Noi cerchiamo di comprendere la natura del cavallo perché lui sia con noi e non contro di noi. Ottenere il rispetto del cavallo significa, quindi, avere una risposta positiva da parte sua quando gli facciamo una richiesta attraverso i nostri aiuti. Perciò, ottenere che il cavallo sia leggero nella mano, e disponibile ad avanzare, fermarsi, girare e affrontare il salto serenamente significa ottenere il suo rispetto. Se uniamo fiducia e rispetto otteniamo la connessione.

Il significato di «connessione» si riferisce al concetto di coppia cavallo-cavaliere. È uno stato fisico e mentale che permette a ciascuno dei due di avere coscienza dell'altro e di pensare e agire in sintonia e accordo. Il cavaliere diventa una guida per il cavallo e il cavallo condivide e interpreta i suoi desideri.

È l'assenza di connessione che genera i problemi. Se, per esempio, alla ricezione da un salto in percorso il cavallo decide di scappare, significa che si è persa la connessione e senza di essa ci si ritrova in balia di cinquecento chili di muscoli e quindi senza alcuna possibilità di controllo! Non è raro vedere scene di questo tipo anche in campo ostacoli. Molti cavalieri si soffermano solo sull'aspetto fisico del cavallo e trascurano quello mentale, che è invece altrettanto importante e deve andare di pari passo.

La connessione inizia a terra, quando si entra nel box. Se il cavallo guarda altrove e si disinteressa di noi, non c'è connessione tra noi. Quando è in libertà, se sceglie di avvicinarsi a noi piuttosto che andarsene via, significa che la connessione è stabilita. In concorso la connessione è evidente appena il binomio entra in campo: si capisce subito se c'è o non c'è. Basta guardare l'atteggiamento e la concentrazione di cavallo e cavaliere per capirlo.

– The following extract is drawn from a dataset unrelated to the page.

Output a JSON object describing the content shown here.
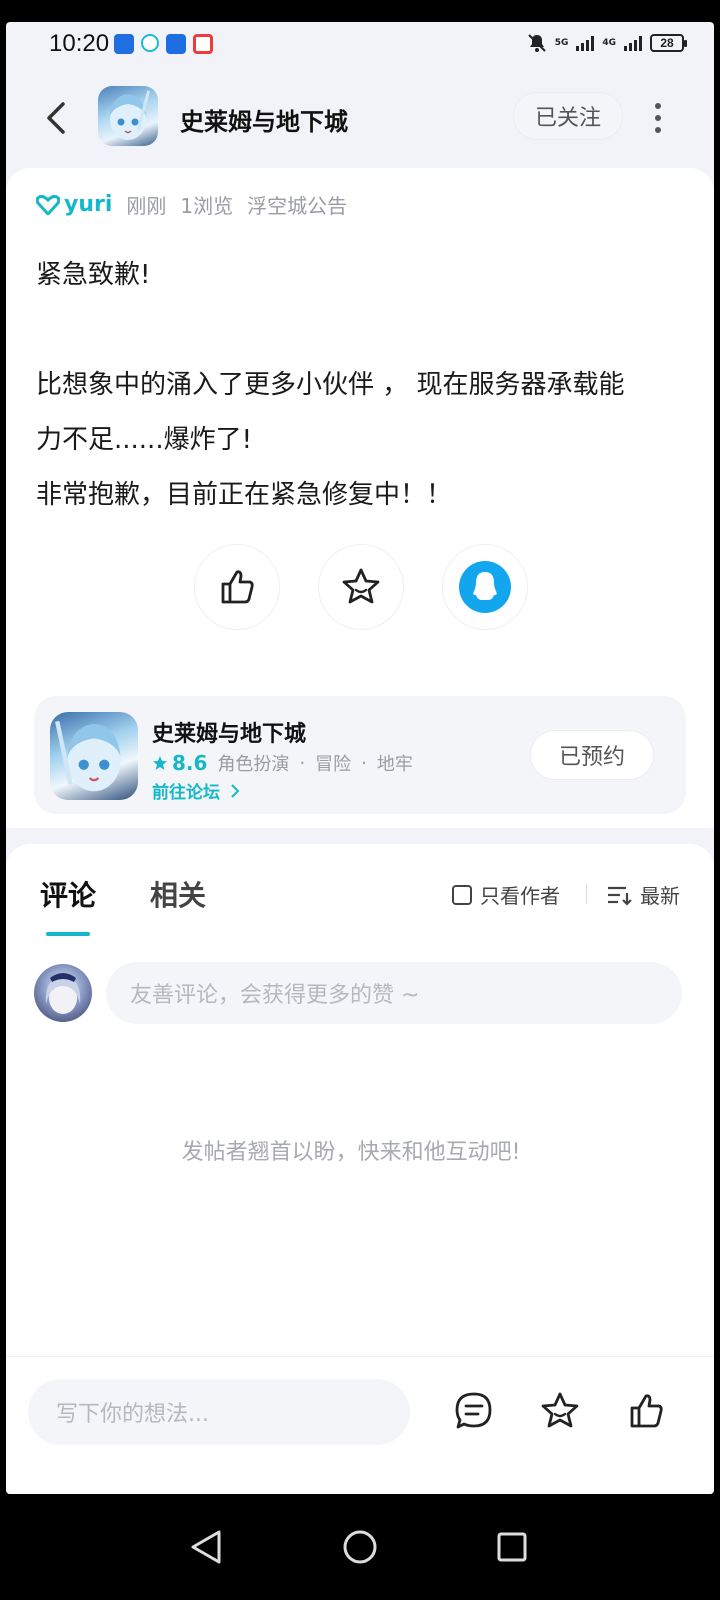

Per ottenere la connessione dobbiamo fare in modo che il cavallo si trovi sempre a suo agio con noi. Quindi, quando fa una cosa bene, premiamolo e smettiamo di chiedergliela. Il cavallo deve sempre associare una sensazione positiva alle nostre richieste. Per esempio, se un cavallo giovane fa bene un esercizio di salto, premiamolo e smettiamo di farlo, altrimenti si stancherà e la sensazione da positiva diventerà negativa. Il cavallo deve sempre fare ogni cosa con piacere e con serenità. Dobbiamo essere in grado di capire quando è il momento di smettere di chiedere. Seguendo questo principio, ogni azione coercitiva e violenta da parte del cavaliere causa sempre e solo dispiaceri!

È vero che il cavallo ha una grande capacità di adattamento e di sopportazione e questo rappresenta un grosso vantaggio per il cavaliere. Proviamo a immaginare se non ce l'avesse...

Se la tolleranza del cavallo ci viene in aiuto, al tempo stesso può trasformarsi in un limite perché è grazie alla sua tolleranza che ci permettiamo certe azioni sbagliate e dannose, al punto da portare il cavallo a non poterne più con l'unico risultato di averlo contro di noi. Il cavallo per natura è gregario, ha bisogno di una guida che gli indichi la via. Dobbiamo essere all'altezza di fargli da guida, altrimenti alla fine sceglie da solo. E generalmente sceglie di scappare. È vero che certi cavalli sono più difficili di altri, ma nessun cavallo è cattivo, mai! È semplicemente un cavallo!

Dobbiamo prima di tutto capirlo e conoscere la sua natura. Per diventare cavalieri non si deve cominciare dalla pratica dall'equitazione, ma dalla comprensione. Solo la comprensione e la connessione tra cavallo e cavaliere sono alla base del successo in equitazione. Con la sola tecnica possiamo vincere una gara, ma non possiamo costruire una carriera duratura.